Results:. Three patients (5.5 %) had PF4/H Ab at D0 (2 cases DBT and 1 POS), which were either IgA or IgM. For these 3 cases, the antibodies disappeared during the follow-up, spontaneously in 2 cases and in the last case possibly because of the use of rituximab. PF4/H Ab were observed in 20 patients (36.4%) on the second sample (10 DBT and 10 POS). In 12 cases out of 20, (60%) patients suffered from cystic fibrosis, indicating that there was no association of PF4/H Ab with the lung pathology. PF4/H Ab were detected in 2 patients with prolonged ECMO. Among the 10 POS plasma, 7 were of IgG isotype. Twenty-patients (40 %) experienced a thrombotic event within the 3 months following the transplantation: 6 of them (27.3 %) had PF4/H Ab, a frequency which was not significantly different from the frequency of PF4/H Ab in patients without thrombosis (42.4 %, p = 0.39). Due to a high frequency of pulmonary infections, leukocyte counts were increased at D0 in patients with PF4/H Ab (12.9 ± 7 x10⁹/L) as well as in patients without these antibodies (11.7 ±4.9 x10⁹/L), and remained elevated when the second sample was analyzed (respectively 15.5 ± 9.3 and 16.9 ± 12.5 x10⁹/L). There were no significant differences between patients with or without PF4/H Ab. Platelet counts were not different at D0 between both groups (312 ± 172 and 312 ± 149 x10⁹/L) but during the follow-up, patients with PF4/H Ab had a mean level of platelets (498 ± 194 x10⁹/L) higher than patients without PF4/H Ab (404 ± 255 x10⁹/L), but it did not reach statistical significance ( p = 0.069). No patient developed clinical HIT. Lastly, tacrolimus levels were not significantly different in both group of patients (7.3 ± 2.7 ng/mL in patients with PF4/H Ab versus 6.4 ± 2.6 ng/mL in patients without PF4/H Ab) making insufficient immunosuppression in immunized patients unlikely.

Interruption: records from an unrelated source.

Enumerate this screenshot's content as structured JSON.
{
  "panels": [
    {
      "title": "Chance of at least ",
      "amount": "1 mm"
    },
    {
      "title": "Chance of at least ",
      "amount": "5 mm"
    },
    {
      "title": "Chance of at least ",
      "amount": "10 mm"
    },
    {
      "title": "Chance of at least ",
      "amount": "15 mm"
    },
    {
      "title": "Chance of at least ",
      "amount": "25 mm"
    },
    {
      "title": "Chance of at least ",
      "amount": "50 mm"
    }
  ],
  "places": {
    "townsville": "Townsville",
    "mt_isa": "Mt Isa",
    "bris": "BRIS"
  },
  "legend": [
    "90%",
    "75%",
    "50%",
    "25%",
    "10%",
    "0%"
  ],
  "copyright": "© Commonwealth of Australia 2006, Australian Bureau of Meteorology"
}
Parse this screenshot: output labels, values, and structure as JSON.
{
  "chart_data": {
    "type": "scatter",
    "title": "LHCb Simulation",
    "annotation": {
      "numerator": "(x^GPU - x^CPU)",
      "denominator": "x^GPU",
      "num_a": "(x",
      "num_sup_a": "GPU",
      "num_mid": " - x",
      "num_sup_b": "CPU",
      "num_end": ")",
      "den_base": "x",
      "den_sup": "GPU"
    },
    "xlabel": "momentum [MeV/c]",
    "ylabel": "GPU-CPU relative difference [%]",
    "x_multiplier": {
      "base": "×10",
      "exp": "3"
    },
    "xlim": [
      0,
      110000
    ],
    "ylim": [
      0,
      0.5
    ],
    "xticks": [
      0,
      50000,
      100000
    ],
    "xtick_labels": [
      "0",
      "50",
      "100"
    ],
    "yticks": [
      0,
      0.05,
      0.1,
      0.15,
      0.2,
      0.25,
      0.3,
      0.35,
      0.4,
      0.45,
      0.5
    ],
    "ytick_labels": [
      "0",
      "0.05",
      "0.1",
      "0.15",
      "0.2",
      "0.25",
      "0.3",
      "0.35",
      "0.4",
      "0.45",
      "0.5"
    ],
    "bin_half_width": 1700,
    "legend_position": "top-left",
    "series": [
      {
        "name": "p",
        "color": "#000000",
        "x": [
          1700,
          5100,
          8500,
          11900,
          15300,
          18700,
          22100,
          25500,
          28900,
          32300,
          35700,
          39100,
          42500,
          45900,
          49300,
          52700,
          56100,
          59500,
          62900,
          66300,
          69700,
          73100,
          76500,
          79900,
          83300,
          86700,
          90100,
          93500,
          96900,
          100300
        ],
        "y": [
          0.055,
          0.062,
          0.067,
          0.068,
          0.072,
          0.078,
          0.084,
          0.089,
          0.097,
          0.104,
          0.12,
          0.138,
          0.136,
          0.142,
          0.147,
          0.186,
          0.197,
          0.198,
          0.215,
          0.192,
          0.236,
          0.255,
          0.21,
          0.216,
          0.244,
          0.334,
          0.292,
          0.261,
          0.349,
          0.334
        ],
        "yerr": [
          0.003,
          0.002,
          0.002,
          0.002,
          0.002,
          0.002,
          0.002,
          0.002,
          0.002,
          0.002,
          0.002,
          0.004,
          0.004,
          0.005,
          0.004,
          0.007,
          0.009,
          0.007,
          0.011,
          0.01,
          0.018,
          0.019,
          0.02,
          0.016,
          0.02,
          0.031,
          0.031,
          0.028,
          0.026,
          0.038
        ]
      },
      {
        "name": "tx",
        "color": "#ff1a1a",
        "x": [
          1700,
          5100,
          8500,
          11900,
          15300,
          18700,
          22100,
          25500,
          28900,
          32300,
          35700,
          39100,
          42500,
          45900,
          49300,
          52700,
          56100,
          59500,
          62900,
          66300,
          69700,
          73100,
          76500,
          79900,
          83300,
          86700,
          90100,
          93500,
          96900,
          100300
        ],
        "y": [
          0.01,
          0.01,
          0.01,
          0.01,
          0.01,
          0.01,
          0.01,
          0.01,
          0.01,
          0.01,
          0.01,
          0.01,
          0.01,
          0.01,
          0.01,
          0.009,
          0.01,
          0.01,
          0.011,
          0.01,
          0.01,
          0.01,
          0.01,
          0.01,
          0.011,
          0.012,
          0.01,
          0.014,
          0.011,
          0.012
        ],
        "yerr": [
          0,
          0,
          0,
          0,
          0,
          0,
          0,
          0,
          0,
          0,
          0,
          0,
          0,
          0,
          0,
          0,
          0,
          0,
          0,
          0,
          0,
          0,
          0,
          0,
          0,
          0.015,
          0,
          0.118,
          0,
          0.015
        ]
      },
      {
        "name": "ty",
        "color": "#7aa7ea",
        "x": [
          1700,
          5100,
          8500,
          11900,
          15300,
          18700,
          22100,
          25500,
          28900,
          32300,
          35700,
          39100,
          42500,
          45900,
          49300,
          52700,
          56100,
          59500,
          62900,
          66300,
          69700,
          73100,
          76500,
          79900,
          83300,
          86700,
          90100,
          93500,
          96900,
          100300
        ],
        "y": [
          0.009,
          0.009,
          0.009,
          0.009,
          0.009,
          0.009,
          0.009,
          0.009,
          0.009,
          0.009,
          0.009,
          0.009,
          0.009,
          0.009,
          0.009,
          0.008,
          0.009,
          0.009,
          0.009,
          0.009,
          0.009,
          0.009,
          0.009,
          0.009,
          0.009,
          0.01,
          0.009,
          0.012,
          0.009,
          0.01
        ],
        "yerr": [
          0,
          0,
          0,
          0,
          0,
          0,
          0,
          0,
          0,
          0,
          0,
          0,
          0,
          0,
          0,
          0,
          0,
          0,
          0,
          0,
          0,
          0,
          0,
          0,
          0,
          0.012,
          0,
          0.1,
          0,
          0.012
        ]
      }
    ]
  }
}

Conclusion: Despite a strong immunosuppressive regimen, a high frequency of PF4/H Ab is observed in patients undergoing lung transplantation, indicating that T cells likely have a limited role in the immune response to PF4/H complexes in humans. From these results, it is not evident that the presence of PF4/H Ab is implicated in physiopathological processes in lung transplantation.